You can’t be what you don’t see.
I had this epiphany the other day. (Don’t bother sitting down for it. I’m a pretty slow learner.)
I would love for my kid to be a multilingual musician – music and languages being fluencies I’m interested in, but don’t have. But, it occurred to me that signing him up for pre-school music or French immersion or filling the house with musical instruments isn’t going to really move the dial in that direction.
The best thing I could do would be to take music lessons myself.
He’s going to be most influenced – hang on, he is currently most influenced, by the things my partner and I do, on a daily basis, the things we love enough to make time for, to make a part of our life.
That’s how we shape these little people most profoundly. By being who we are.
The best single thing I can do, to give him a head-start in life, is not to sign him up for 6000 different extra curricular activities, but to work honestly and diligently on myself. It’s frustrating, mostly because I realize that I am also the thing that will hold him back – my shortcomings, my long learning curve, the time it takes me to slowly become the person I want to be.

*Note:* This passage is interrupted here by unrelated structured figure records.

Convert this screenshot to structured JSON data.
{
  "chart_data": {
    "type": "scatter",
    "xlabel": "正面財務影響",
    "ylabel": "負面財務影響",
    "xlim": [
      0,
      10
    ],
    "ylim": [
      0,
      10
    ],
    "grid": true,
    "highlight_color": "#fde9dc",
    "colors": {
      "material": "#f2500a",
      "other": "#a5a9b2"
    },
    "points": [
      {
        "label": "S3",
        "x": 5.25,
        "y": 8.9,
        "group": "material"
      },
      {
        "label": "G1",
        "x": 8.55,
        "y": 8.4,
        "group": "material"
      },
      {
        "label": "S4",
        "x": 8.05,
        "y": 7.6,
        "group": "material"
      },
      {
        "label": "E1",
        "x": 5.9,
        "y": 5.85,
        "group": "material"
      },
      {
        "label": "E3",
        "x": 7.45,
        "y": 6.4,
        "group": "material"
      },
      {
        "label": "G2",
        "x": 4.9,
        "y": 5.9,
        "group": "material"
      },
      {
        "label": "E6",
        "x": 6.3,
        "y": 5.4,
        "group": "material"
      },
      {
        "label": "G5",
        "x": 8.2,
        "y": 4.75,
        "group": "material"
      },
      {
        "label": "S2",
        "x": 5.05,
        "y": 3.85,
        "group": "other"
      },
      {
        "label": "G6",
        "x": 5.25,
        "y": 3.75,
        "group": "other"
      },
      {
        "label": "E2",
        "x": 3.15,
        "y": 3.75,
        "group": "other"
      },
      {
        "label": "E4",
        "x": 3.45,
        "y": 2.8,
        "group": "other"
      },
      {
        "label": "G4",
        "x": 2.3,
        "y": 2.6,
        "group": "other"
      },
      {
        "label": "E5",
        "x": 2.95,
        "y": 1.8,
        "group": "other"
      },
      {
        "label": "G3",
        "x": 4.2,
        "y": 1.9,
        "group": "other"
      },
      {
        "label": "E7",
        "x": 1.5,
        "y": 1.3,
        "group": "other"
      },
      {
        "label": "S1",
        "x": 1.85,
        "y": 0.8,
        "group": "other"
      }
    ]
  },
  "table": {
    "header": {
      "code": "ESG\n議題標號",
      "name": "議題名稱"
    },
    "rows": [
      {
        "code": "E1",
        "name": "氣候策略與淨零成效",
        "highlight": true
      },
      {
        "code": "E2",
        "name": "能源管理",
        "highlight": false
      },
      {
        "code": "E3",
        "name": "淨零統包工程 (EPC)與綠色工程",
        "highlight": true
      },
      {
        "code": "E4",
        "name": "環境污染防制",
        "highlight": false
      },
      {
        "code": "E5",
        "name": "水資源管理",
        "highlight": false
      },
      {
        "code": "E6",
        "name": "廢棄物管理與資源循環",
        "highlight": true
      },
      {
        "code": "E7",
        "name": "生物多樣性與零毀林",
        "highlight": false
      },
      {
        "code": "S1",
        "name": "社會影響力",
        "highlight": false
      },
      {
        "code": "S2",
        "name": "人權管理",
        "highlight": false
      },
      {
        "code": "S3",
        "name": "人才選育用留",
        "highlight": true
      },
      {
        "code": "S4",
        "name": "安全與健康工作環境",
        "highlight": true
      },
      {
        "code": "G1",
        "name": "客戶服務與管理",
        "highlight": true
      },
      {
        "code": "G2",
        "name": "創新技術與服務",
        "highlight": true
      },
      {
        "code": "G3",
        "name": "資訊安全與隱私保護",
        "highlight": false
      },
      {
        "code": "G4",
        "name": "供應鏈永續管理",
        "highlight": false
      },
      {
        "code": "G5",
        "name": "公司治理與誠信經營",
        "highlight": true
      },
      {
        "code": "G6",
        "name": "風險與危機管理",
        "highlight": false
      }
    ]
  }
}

But, and this is why it was such an epiphany for me, it puts the parent back in the game of self-actualizing, doesn’t it? Instead of becoming a servant entirely to your kids’ needs, and your ambitions for your kid, you actually need to make time to do the things you love – go for a bike ride, or ride your horse, or hike into the mountains. And make time for the things you need – self-care, seeing a therapist, heading to a meeting, reading a book, joining a club, hitting a weekly dance class, volunteering, drumming, singing your songs… whatever it might be.
I can’t love this photo that Dave Steers shared hard enough, from the summer’s Lillooet Lake Rodeo. As Dave said, “start ’em young.” There’s no shortage of beautiful little groms in this neck of the woods, chasing their parents around, and shortly after that, passing them and leaving us in the dust. Sometimes they’re a big distraction, from getting to the business of Living, and sometimes, they’re the most focusing thing of all.